Ian Stirling and Paddy Fletcher are two Edinburgh residents who are building a distillery that they say will be capable of producing 400,000 litres of pure alcohol a year at the city’s historic Leith docks.

They found that whisky’s longer production schedule — it must be matured for at least three years — can have downsides for potential backers with shorter-term investment horizons.

“Institutional investors laughed at us,” Fletcher said at the distillery site, which is due for completion in early 2023.

They turned to smaller investors instead to complete the £14mn fundraising to build the distillery, while a crowdfunding campaign that closed at the end of July attracted 570 investors, they said.

Ian Stirling, left, and Paddy Fletcher, co-founders of the Port of Leith Distillery inside the facility.
Ian Stirling, left, and Paddy Fletcher, co-founders of the Port of Leith Distillery inside the facility. © Jeremy Sutton-Hibbert/FT

Sukhinder Singh and his brother Rajbir were pioneers of online retail in the sector, starting The Whisky Exchange in 1999.

The pair sold the company to Chivas Regal brand owner Pernod Ricard in 2021 and are now expanding into production — in addition to retailing — through their Elixir Distillers business. The brothers are building a distillery on Islay, the Hebridean island already famous for its whisky, and buying the Speyside Tormore brand from the French company.

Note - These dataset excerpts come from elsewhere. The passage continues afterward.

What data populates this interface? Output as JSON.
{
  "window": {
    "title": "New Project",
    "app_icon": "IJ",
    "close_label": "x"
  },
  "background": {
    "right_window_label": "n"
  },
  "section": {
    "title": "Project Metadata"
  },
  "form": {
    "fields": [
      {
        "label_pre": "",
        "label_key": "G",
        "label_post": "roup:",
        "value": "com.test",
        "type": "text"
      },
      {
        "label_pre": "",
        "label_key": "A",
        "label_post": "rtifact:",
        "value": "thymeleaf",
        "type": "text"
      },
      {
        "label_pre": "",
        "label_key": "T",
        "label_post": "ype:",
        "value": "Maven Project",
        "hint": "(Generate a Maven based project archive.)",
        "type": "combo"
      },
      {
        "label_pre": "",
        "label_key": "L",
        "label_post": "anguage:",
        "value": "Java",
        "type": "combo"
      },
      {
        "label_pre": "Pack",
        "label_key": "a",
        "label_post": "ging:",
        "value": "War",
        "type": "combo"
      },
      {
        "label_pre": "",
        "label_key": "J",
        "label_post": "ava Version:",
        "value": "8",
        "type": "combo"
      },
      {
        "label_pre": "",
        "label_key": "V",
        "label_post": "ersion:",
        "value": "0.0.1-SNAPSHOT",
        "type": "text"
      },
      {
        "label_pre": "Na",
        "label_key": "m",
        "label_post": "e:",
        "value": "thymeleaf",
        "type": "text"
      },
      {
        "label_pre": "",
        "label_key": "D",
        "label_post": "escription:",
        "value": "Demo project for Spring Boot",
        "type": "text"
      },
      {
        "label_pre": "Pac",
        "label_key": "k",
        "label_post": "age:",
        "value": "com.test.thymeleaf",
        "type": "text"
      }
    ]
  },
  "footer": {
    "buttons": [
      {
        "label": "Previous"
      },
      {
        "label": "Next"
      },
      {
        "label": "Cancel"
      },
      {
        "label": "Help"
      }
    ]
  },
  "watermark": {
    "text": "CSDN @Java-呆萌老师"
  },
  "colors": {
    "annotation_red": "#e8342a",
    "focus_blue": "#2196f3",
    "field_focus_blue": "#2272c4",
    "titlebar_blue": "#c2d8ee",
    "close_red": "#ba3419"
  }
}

“More and more people are falling in love with whisky,” said Sukhinder, but it will be years before the increased capacity catches up with demand, he added, because “you can’t just turn the tap on”.

Artisanal Spirits Company is the listed Scotch producer that owns the more than 35,000-member Scotch Malt Whisky Society. Managing director David Ridley said the high end of the market could be worth as much as $4.3bn.

In July, the company reported a “standout” 50 per cent rise in sales in China at its interim results.

“The desirability of what we have to offer surmounts the current situation in terms of the economy,” Ridley said.

Graeme Littlejohn, strategy and communications director at the SWA, said the long-term nature of the industry meant it was able to defy short-term economic volatility, noting that at the height of the financial crisis in 2008-11, exports rose by 40 per cent.

While it was “not immune to the global situation, the long-term vision means some of the bumps in the road are lessened”.